The Mundaring and Hills Historical Society (MHHS) is a local history society for the Shire of Mundaring, based in Mundaring, Western Australia.

Affiliated with the Royal Western Australian Historical Society, the Society is a vital conduit for the disparate heritage and history issues in the Shire area. In earlier times a group of scattered communities linked by the railway branches that now constitutes the Railway Reserve Heritage Trail.

==Overview==
The Mundaring and Hills Historical Society was formed in 1989. Prior to this historical and heritage issues in the Hills region saw significant losses of information, and loss of details of people and properties. The Society has corrected this, being able to attract significant funding and patronage to maintain a museum and to collect a wide range of materials and information. It is also one of the organisations heavily involved in the annual Trek the Trail that utilises sections of the Railway Reserve Heritage Trail as an outdoor event.

The Mundaring and Hills Historical Society was a finalist in the 2011 Western Australian Heritage Awards.

==Projects==
Projects that the Mundaring and Hills Historical Society have been involved in include:
- Childow Proclamation Train Sculpture 2004 – to mark the 175th anniversary of Western Australia and Proclamation Day 2004. Chidlow was the last stopping point, prior to entering Perth, for the WA Governor's train carrying WA's first constitution in 1890. The MHHS was successful in obtaining a grant for the purpose of marking this event.
- Parkerville Roll of Honour Restoration 2004 – Restoration was made possible via a grant from the ANZAC Day Working Group's Small Grant Scheme and with a significant contribution by the local Ratepayers and Residents Group.
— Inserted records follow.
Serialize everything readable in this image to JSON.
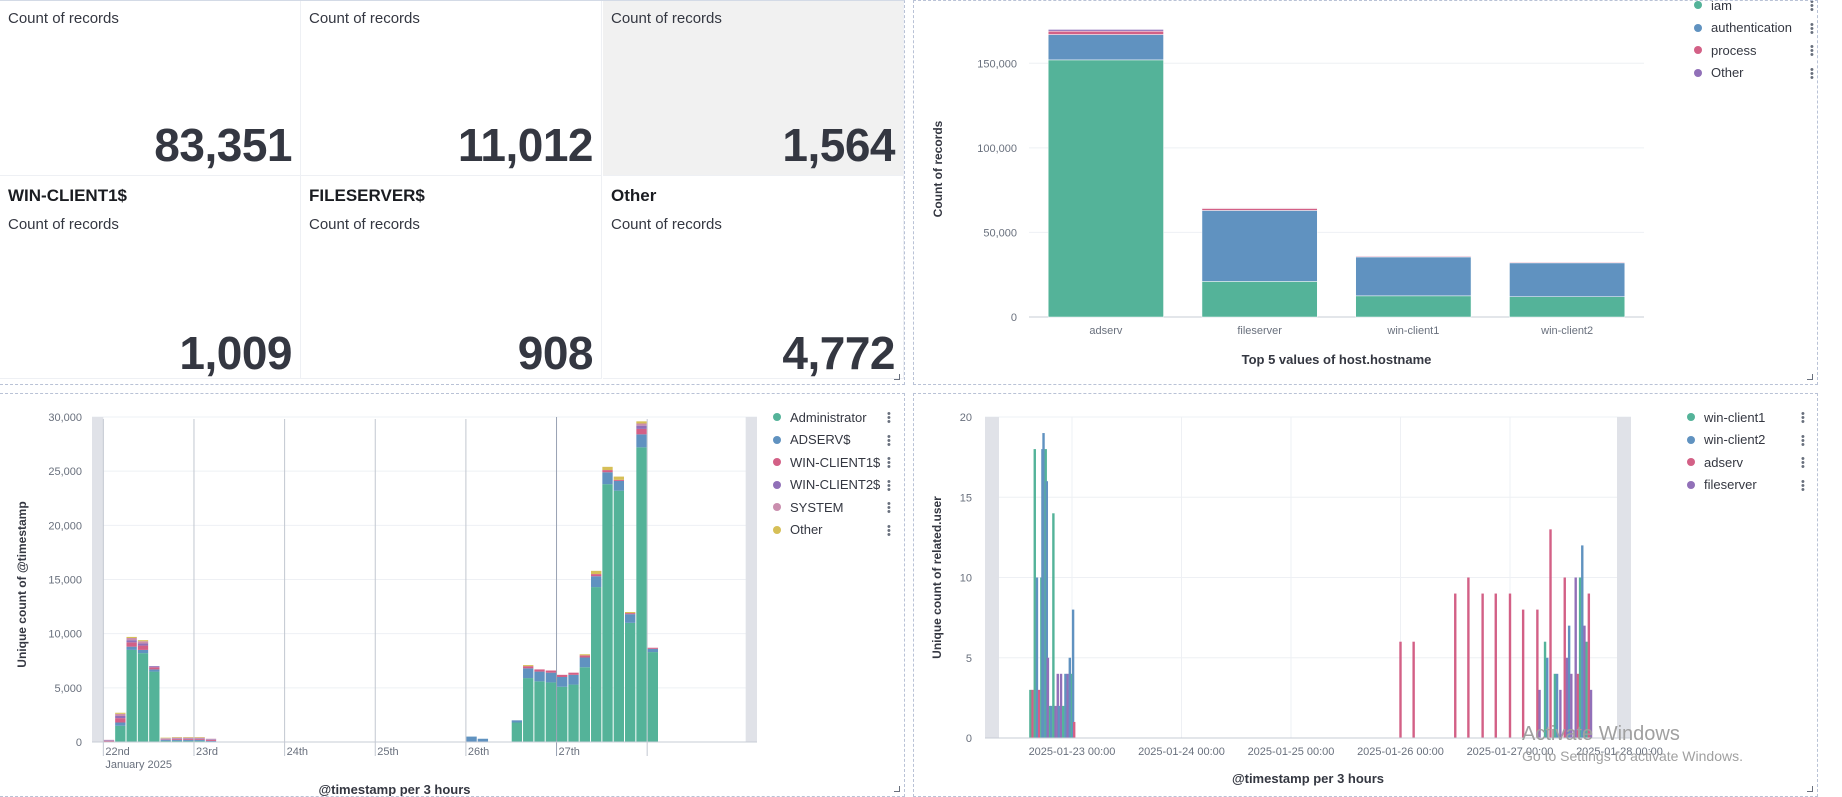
{
  "metrics": [
    {
      "title": "",
      "subtitle": "Count of records",
      "value": "83,351",
      "highlight": false
    },
    {
      "title": "",
      "subtitle": "Count of records",
      "value": "11,012",
      "highlight": false
    },
    {
      "title": "",
      "subtitle": "Count of records",
      "value": "1,564",
      "highlight": true
    },
    {
      "title": "WIN-CLIENT1$",
      "subtitle": "Count of records",
      "value": "1,009",
      "highlight": false
    },
    {
      "title": "FILESERVER$",
      "subtitle": "Count of records",
      "value": "908",
      "highlight": false
    },
    {
      "title": "Other",
      "subtitle": "Count of records",
      "value": "4,772",
      "highlight": false
    }
  ],
  "bar_legend": [
    {
      "label": "iam",
      "color": "#54b399"
    },
    {
      "label": "authentication",
      "color": "#6092c0"
    },
    {
      "label": "process",
      "color": "#d36086"
    },
    {
      "label": "Other",
      "color": "#9170b8"
    }
  ],
  "hist_legend": [
    {
      "label": "Administrator",
      "color": "#54b399"
    },
    {
      "label": "ADSERV$",
      "color": "#6092c0"
    },
    {
      "label": "WIN-CLIENT1$",
      "color": "#d36086"
    },
    {
      "label": "WIN-CLIENT2$",
      "color": "#9170b8"
    },
    {
      "label": "SYSTEM",
      "color": "#ca8eae"
    },
    {
      "label": "Other",
      "color": "#d6bf57"
    }
  ],
  "line_legend": [
    {
      "label": "win-client1",
      "color": "#54b399"
    },
    {
      "label": "win-client2",
      "color": "#6092c0"
    },
    {
      "label": "adserv",
      "color": "#d36086"
    },
    {
      "label": "fileserver",
      "color": "#9170b8"
    }
  ],
  "watermark": {
    "line1": "Activate Windows",
    "line2": "Go to Settings to activate Windows."
  },
  "chart_data": [
    {
      "type": "bar",
      "stacked": true,
      "xlabel": "Top 5 values of host.hostname",
      "ylabel": "Count of records",
      "categories": [
        "adserv",
        "fileserver",
        "win-client1",
        "win-client2"
      ],
      "series": [
        {
          "name": "iam",
          "values": [
            152000,
            21000,
            12500,
            12000
          ]
        },
        {
          "name": "authentication",
          "values": [
            15000,
            42000,
            23000,
            20000
          ]
        },
        {
          "name": "process",
          "values": [
            2000,
            1200,
            500,
            500
          ]
        },
        {
          "name": "Other",
          "values": [
            1000,
            300,
            200,
            200
          ]
        }
      ],
      "ylim": [
        0,
        175000
      ],
      "yticks": [
        0,
        50000,
        100000,
        150000
      ],
      "ytick_labels": [
        "0",
        "50,000",
        "100,000",
        "150,000"
      ]
    },
    {
      "type": "bar",
      "stacked": true,
      "xlabel": "@timestamp per 3 hours",
      "ylabel": "Unique count of @timestamp",
      "ylim": [
        0,
        30000
      ],
      "yticks": [
        0,
        5000,
        10000,
        15000,
        20000,
        25000,
        30000
      ],
      "ytick_labels": [
        "0",
        "5,000",
        "10,000",
        "15,000",
        "20,000",
        "25,000",
        "30,000"
      ],
      "x_labels": [
        "22nd",
        "23rd",
        "24th",
        "25th",
        "26th",
        "27th"
      ],
      "x_sublabel": "January 2025",
      "bins": [
        {
          "i": 0,
          "v": [
            0,
            0,
            100,
            50,
            50,
            0
          ]
        },
        {
          "i": 1,
          "v": [
            1500,
            300,
            400,
            200,
            200,
            100
          ]
        },
        {
          "i": 2,
          "v": [
            8500,
            300,
            400,
            200,
            200,
            100
          ]
        },
        {
          "i": 3,
          "v": [
            8200,
            300,
            400,
            200,
            200,
            100
          ]
        },
        {
          "i": 4,
          "v": [
            6500,
            200,
            200,
            100,
            0,
            0
          ]
        },
        {
          "i": 5,
          "v": [
            100,
            100,
            50,
            50,
            50,
            50
          ]
        },
        {
          "i": 6,
          "v": [
            100,
            100,
            100,
            50,
            50,
            50
          ]
        },
        {
          "i": 7,
          "v": [
            100,
            100,
            100,
            50,
            50,
            50
          ]
        },
        {
          "i": 8,
          "v": [
            100,
            100,
            100,
            50,
            50,
            50
          ]
        },
        {
          "i": 9,
          "v": [
            0,
            100,
            100,
            50,
            50,
            0
          ]
        },
        {
          "i": 32,
          "v": [
            0,
            500,
            0,
            0,
            0,
            0
          ]
        },
        {
          "i": 33,
          "v": [
            0,
            300,
            0,
            0,
            0,
            0
          ]
        },
        {
          "i": 36,
          "v": [
            1800,
            200,
            0,
            0,
            0,
            0
          ]
        },
        {
          "i": 37,
          "v": [
            5900,
            900,
            200,
            0,
            0,
            100
          ]
        },
        {
          "i": 38,
          "v": [
            5600,
            900,
            200,
            0,
            0,
            0
          ]
        },
        {
          "i": 39,
          "v": [
            5500,
            900,
            200,
            0,
            0,
            0
          ]
        },
        {
          "i": 40,
          "v": [
            5100,
            900,
            200,
            0,
            0,
            0
          ]
        },
        {
          "i": 41,
          "v": [
            5300,
            900,
            200,
            0,
            0,
            0
          ]
        },
        {
          "i": 42,
          "v": [
            6900,
            900,
            200,
            0,
            0,
            100
          ]
        },
        {
          "i": 43,
          "v": [
            14300,
            1000,
            200,
            0,
            0,
            300
          ]
        },
        {
          "i": 44,
          "v": [
            23800,
            1100,
            200,
            0,
            0,
            300
          ]
        },
        {
          "i": 45,
          "v": [
            23200,
            900,
            100,
            0,
            0,
            300
          ]
        },
        {
          "i": 46,
          "v": [
            11000,
            800,
            100,
            0,
            0,
            100
          ]
        },
        {
          "i": 47,
          "v": [
            27200,
            1200,
            500,
            300,
            200,
            200
          ]
        },
        {
          "i": 48,
          "v": [
            8300,
            300,
            100,
            0,
            0,
            0
          ]
        }
      ]
    },
    {
      "type": "bar",
      "stacked": false,
      "xlabel": "@timestamp per 3 hours",
      "ylabel": "Unique count of related.user",
      "ylim": [
        0,
        20
      ],
      "yticks": [
        0,
        5,
        10,
        15,
        20
      ],
      "ytick_labels": [
        "0",
        "5",
        "10",
        "15",
        "20"
      ],
      "x_labels": [
        "2025-01-23 00:00",
        "2025-01-24 00:00",
        "2025-01-25 00:00",
        "2025-01-26 00:00",
        "2025-01-27 00:00",
        "2025-01-28 00:00"
      ],
      "bars": [
        {
          "s": 0,
          "t": -0.38,
          "v": 3
        },
        {
          "s": 2,
          "t": -0.36,
          "v": 3
        },
        {
          "s": 0,
          "t": -0.34,
          "v": 18
        },
        {
          "s": 1,
          "t": -0.32,
          "v": 10
        },
        {
          "s": 2,
          "t": -0.3,
          "v": 3
        },
        {
          "s": 0,
          "t": -0.28,
          "v": 10
        },
        {
          "s": 1,
          "t": -0.27,
          "v": 18
        },
        {
          "s": 1,
          "t": -0.26,
          "v": 19
        },
        {
          "s": 0,
          "t": -0.24,
          "v": 18
        },
        {
          "s": 1,
          "t": -0.23,
          "v": 16
        },
        {
          "s": 3,
          "t": -0.22,
          "v": 5
        },
        {
          "s": 0,
          "t": -0.2,
          "v": 2
        },
        {
          "s": 1,
          "t": -0.19,
          "v": 2
        },
        {
          "s": 0,
          "t": -0.17,
          "v": 14
        },
        {
          "s": 3,
          "t": -0.15,
          "v": 2
        },
        {
          "s": 3,
          "t": -0.13,
          "v": 4
        },
        {
          "s": 1,
          "t": -0.12,
          "v": 2
        },
        {
          "s": 3,
          "t": -0.1,
          "v": 4
        },
        {
          "s": 0,
          "t": -0.08,
          "v": 2
        },
        {
          "s": 1,
          "t": -0.06,
          "v": 4
        },
        {
          "s": 3,
          "t": -0.04,
          "v": 4
        },
        {
          "s": 3,
          "t": -0.03,
          "v": 3
        },
        {
          "s": 1,
          "t": -0.02,
          "v": 5
        },
        {
          "s": 0,
          "t": 0.0,
          "v": 4
        },
        {
          "s": 1,
          "t": 0.01,
          "v": 8
        },
        {
          "s": 2,
          "t": 0.02,
          "v": 1
        },
        {
          "s": 2,
          "t": 3.0,
          "v": 6
        },
        {
          "s": 2,
          "t": 3.12,
          "v": 6
        },
        {
          "s": 2,
          "t": 3.5,
          "v": 9
        },
        {
          "s": 2,
          "t": 3.62,
          "v": 10
        },
        {
          "s": 2,
          "t": 3.75,
          "v": 9
        },
        {
          "s": 2,
          "t": 3.87,
          "v": 9
        },
        {
          "s": 2,
          "t": 4.0,
          "v": 9
        },
        {
          "s": 2,
          "t": 4.12,
          "v": 8
        },
        {
          "s": 2,
          "t": 4.25,
          "v": 8
        },
        {
          "s": 3,
          "t": 4.27,
          "v": 3
        },
        {
          "s": 0,
          "t": 4.32,
          "v": 6
        },
        {
          "s": 1,
          "t": 4.34,
          "v": 5
        },
        {
          "s": 2,
          "t": 4.37,
          "v": 13
        },
        {
          "s": 0,
          "t": 4.41,
          "v": 4
        },
        {
          "s": 1,
          "t": 4.43,
          "v": 4
        },
        {
          "s": 3,
          "t": 4.46,
          "v": 3
        },
        {
          "s": 2,
          "t": 4.5,
          "v": 10
        },
        {
          "s": 3,
          "t": 4.52,
          "v": 5
        },
        {
          "s": 1,
          "t": 4.54,
          "v": 7
        },
        {
          "s": 3,
          "t": 4.56,
          "v": 4
        },
        {
          "s": 3,
          "t": 4.6,
          "v": 10
        },
        {
          "s": 2,
          "t": 4.62,
          "v": 4
        },
        {
          "s": 0,
          "t": 4.64,
          "v": 10
        },
        {
          "s": 1,
          "t": 4.66,
          "v": 12
        },
        {
          "s": 3,
          "t": 4.68,
          "v": 7
        },
        {
          "s": 0,
          "t": 4.7,
          "v": 6
        },
        {
          "s": 2,
          "t": 4.72,
          "v": 9
        },
        {
          "s": 3,
          "t": 4.74,
          "v": 3
        }
      ]
    }
  ]
}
Mundaring and Hills Historical Society researched the Roll and were able to provide new insights into the men honoured on the roll.

==Publications==
- Mundaring and Hills Historical Society (2000). "Patchwork of memories : the story of women in Mundaring whose lives made a difference"
- Duckham, Ian (2011). "All fired up : a history of the volunteer bush fire brigades in the Shire of Mundaring 1903-2010"
- Bertola, Shelley (1997). "Mundaring centenary, 1898-1998"
- Mundaring Arts Centre. "Memory rewind play"

==Mundaring District Museum==
The Society has its operational headquarters in a heritage property – the brick and iron Mundaring Station Master's House. The Society also operates a museum in the former Mundaring School building, known as the Mundaring District Museum.